2. その作品のあらまし(どんなジャンルか、どこが観どころか、どんな映像か etc....)と、それについての所感。作品の周辺情報(作り手や役者、制作の経緯、インタビュー etc....)も、必要なら調べつつ書く。


3. 具体的によかった点、あるいは悪かった点を書く(演技、撮影、編集なんでもよい)。ネタバレするかどうかは、ときと場合による。


4. 〈3.〉 を受けてのより詳しい所感や、必要なら構造分析をおこなう。


5. あらためて簡潔にまとめる。


──といった具合です。実際に書く順序は “1.” を最後に書くか、あるいは最初に書いたものを最終的に調整することになります。各段落の文量(とその相対)は、そのときどきによって若干変わります。


     ○


次に「気をつけてること」ですが、これは端的に論理的であるように心がけています。それは、その映画についての説明を書くときでも、映画を観たことによって湧き出た感情を書き出すときでも同様にそうしているつもりです。

というのも、その作品についての僕の考えを、できるなら文章だけで伝えたいと思っているからです。それは、映画の感想を書かれる多くの方が、読み手のことを考えて作品ポスターや場面写真などをわかりやすいようにと添付しておられますが、僕は面倒くさがってやらないから……というショーモない理由もありますが、やはり好みなのでしょうね。映画は語ることで完成する、と押井守も言っています。

また、そうすることで誤謬を未然に防ぎたいというのもあります。このためには、多少は──ネットレベルでも──調べ物をしようかという気にもなれます。



それともうひとつ、作品の悪い点について指摘する際、決してそれを突いて終わりにするのではなく、ではどうすれば良くなるのか、という改良案を提示できるよう気をつけています。批判ではなく、できるかぎり批評でありたいからです。まあ、たまに──いや、けっこう割と?──匙を投げることもありますが……。


     ○


さて最後に「何見ても『面白かった』しか言えない人間へのアドバイス」との質問についてですが、このアクションがよかった、この役者が可愛かった、この物語転換にしびれた──など、どんなことでもよいので、ひとつ具体的にその作品について書き出してみてはいかがでしょうか。ふいに「やあ」と出会った友人に喋るようなイメージですね。1個なにか言おうとすれば、なんとなくでもそれを詳しく伝えられるようにと、2~3文くらい芋づる式に思いつくやもしれません。書いたり喋ったりしているうちに、ふいに言いたいことを思いついたり腑に落ちたりなんてことがよくあると内田樹が各所で語るように──映画の感想もやはり言葉ですから──あるのではないでしょうか。

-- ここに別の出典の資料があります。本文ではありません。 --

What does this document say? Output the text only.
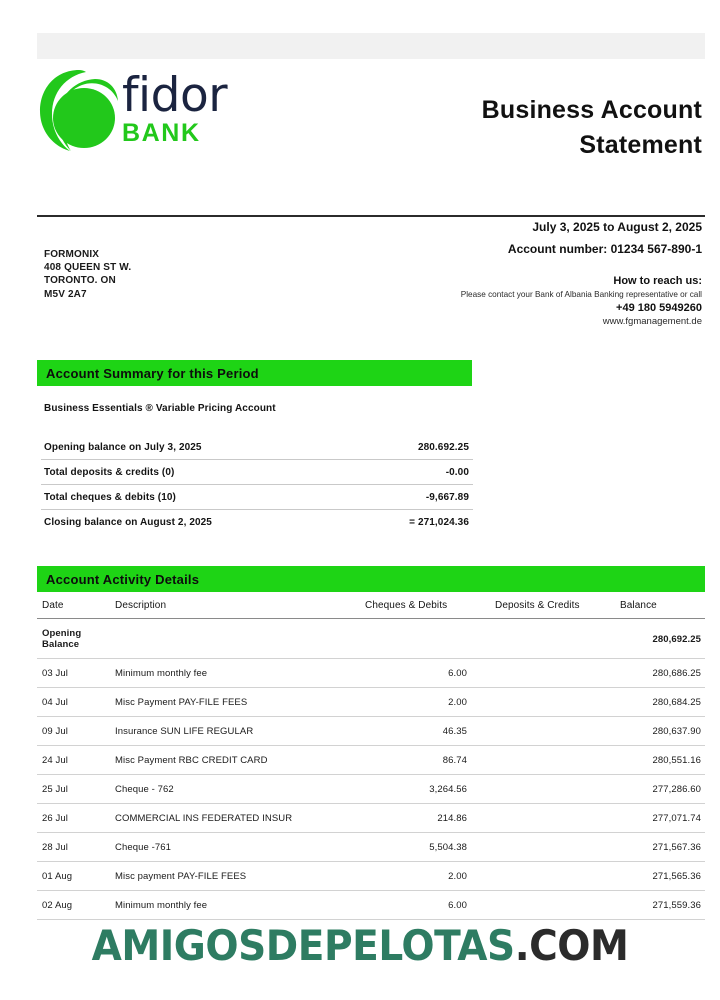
fidor
BANK
Business Account
Statement
FORMONIX
408 QUEEN ST W.
TORONTO. ON
M5V 2A7
July 3, 2025 to August 2, 2025
Account number: 01234 567-890-1
How to reach us:
Please contact your Bank of Albania Banking representative or call
+49 180 5949260
www.fgmanagement.de
Account Summary for this Period
Business Essentials ® Variable Pricing Account
Opening balance on July 3, 2025	280.692.25
Total deposits & credits (0)	-0.00
Total cheques & debits (10)	-9,667.89
Closing balance on August 2, 2025	= 271,024.36
Account Activity Details
Date	Description	Cheques & Debits	Deposits & Credits	Balance
Opening Balance				280,692.25
03 Jul	Minimum monthly fee	6.00		280,686.25
04 Jul	Misc Payment PAY-FILE FEES	2.00		280,684.25
09 Jul	Insurance SUN LIFE REGULAR	46.35		280,637.90
24 Jul	Misc Payment RBC CREDIT CARD	86.74		280,551.16
25 Jul	Cheque - 762	3,264.56		277,286.60
26 Jul	COMMERCIAL INS FEDERATED INSUR	214.86		277,071.74
28 Jul	Cheque -761	5,504.38		271,567.36
01 Aug	Misc payment PAY-FILE FEES	2.00		271,565.36
02 Aug	Minimum monthly fee	6.00		271,559.36
AMIGOSDEPELOTAS.COM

また、参照できるものを思い起こすことも一助になるかもしれません。これはたとえば、前に観たあの映画──あるいは小説や神話、思想など──に似ている、同じ監督/役者だ、といった自分が知っていることでも良いと思いますし、または自分自身の内面に合致するもの──単純に好みから、かつての思い出や情感とか──でも良いと思います *3。ことほど左様に、切り口は多様にあるのではないでしょうか。


     ○


──といった具合に、先輩からの質問に対する僕なりの回答を、およそなんの脈絡もなく、上から下へとつらつら書き連ねてみました。これで回答になったなら幸いです。書けるわけねェや、と思っていましたが、存外文字数が増えてしまったことには「コイツ暇なんか」という疑念を拭いきれません。たぶん暇なのでしょう。


     ※

*1:しかも最近は、コンスタントに書けていないという体たらく! ごめんなさい。

*2:手順はもはや、映画を観る → 書く(or 書かない)に尽きます。

*3:往々にしてドハマリする作品というのは、観ている自分と映画世界とに共通項がありがちです。そして、こういった場合、作品のいわゆる “完成度” など蚊帳の外に吹っ飛んでゆきます。